この本ばかりはタイトルを見ただけで、事前に内容が予測でき、のっけから暗い気持ちにならざるを得ない。
何ゆえ、そのような憂色を以って本に向かい合うか。
江藤さんは、夫人の病死に衝撃を受け、7か月後、後を追うようにして浴室で頸動脈を切った。
覚悟の自殺で、まったく悲痛の極み。
先に旅立たれたことの痛みが、日々、慟哭となって帰り来たか。
生への執着が無くなり、本書を書き終えたら、早期に雲海の彼方に立ち去りたかった。
孤独感を慰める術もなく、精神を破壊しえない寂寥感、私は、何度も江藤さんの深層を慮ってみたが、どうしても耐えられるものではない。
考えるに、相思相愛なら理想の夫婦と捉えるが、まさかそこに落とし穴が待っていたとは。
夫妻には子供がなく、江藤さんも何ら思い残さず気軽に旅立てたのかもしれない。
妻の異変に気付いた、ある日から、脳腫瘍に侵された末期がんであることが判明して、最後まで告知せずに妻と共に歩み、ひたすら献身的な姿を読むにつれ、江藤さんの最期を知っているだけに、ただ、ただ辛かった。

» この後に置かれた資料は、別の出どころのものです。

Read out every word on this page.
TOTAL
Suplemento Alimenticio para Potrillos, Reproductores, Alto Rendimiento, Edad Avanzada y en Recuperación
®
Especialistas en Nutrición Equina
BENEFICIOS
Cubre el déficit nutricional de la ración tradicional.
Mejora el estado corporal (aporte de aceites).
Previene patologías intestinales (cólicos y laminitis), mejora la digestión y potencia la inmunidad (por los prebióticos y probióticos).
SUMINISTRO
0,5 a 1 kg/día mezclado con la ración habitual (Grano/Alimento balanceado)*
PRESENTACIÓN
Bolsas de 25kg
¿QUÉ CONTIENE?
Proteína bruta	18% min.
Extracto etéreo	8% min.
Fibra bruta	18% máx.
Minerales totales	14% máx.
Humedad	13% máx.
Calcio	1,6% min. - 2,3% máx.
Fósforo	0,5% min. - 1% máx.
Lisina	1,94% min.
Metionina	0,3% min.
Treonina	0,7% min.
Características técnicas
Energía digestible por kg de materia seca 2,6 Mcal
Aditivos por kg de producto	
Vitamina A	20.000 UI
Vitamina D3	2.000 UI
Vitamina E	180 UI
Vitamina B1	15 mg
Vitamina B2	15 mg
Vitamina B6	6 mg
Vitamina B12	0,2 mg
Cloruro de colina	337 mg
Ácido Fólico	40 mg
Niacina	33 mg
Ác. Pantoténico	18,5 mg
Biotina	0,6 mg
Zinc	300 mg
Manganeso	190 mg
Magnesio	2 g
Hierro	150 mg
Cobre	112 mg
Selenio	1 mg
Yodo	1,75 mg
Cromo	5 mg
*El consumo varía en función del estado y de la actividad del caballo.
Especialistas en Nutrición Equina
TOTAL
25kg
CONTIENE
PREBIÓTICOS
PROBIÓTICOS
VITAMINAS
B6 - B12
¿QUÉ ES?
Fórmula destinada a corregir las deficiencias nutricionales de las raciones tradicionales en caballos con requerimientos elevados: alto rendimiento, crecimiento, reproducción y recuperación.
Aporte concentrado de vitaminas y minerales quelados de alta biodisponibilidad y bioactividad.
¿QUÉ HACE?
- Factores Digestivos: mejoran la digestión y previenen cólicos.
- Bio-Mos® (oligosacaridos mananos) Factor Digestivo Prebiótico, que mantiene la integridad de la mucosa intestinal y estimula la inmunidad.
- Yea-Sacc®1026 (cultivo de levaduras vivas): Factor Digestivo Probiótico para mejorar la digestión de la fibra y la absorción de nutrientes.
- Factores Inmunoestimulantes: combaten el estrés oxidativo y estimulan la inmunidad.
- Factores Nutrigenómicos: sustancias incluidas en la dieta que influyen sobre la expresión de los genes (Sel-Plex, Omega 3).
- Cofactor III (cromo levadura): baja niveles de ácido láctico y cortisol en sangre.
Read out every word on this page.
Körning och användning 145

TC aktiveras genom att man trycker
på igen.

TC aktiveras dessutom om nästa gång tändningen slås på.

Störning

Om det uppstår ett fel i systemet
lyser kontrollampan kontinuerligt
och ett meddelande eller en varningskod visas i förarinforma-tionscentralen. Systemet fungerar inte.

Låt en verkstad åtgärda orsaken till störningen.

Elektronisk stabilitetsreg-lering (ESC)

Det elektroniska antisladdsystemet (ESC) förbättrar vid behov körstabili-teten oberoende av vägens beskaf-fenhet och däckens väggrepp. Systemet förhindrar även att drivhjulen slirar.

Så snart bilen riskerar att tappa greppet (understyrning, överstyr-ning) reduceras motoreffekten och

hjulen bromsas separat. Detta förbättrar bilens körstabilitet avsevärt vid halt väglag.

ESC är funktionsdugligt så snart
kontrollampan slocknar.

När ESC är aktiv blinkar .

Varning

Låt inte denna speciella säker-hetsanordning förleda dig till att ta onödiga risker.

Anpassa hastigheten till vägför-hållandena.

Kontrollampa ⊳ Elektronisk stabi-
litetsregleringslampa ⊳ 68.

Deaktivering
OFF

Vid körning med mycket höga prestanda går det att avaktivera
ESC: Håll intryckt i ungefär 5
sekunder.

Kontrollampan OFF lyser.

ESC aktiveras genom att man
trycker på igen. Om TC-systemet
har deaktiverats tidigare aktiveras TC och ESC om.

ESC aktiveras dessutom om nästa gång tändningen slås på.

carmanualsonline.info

あとがきの期日が、平成11年5月13日となっている。
江藤さんは看病から来るストレスなどで、かなり体調を崩し、暫く入院しておられたが、2月、3月と予後を養い、4月からは職場である大学に通い始め、大学院生の研究指導にあたり、5月8日に夫人の遺骨を青山墓地の墓所に納め、平成11年7月21日、その日を迎え浴室に入った。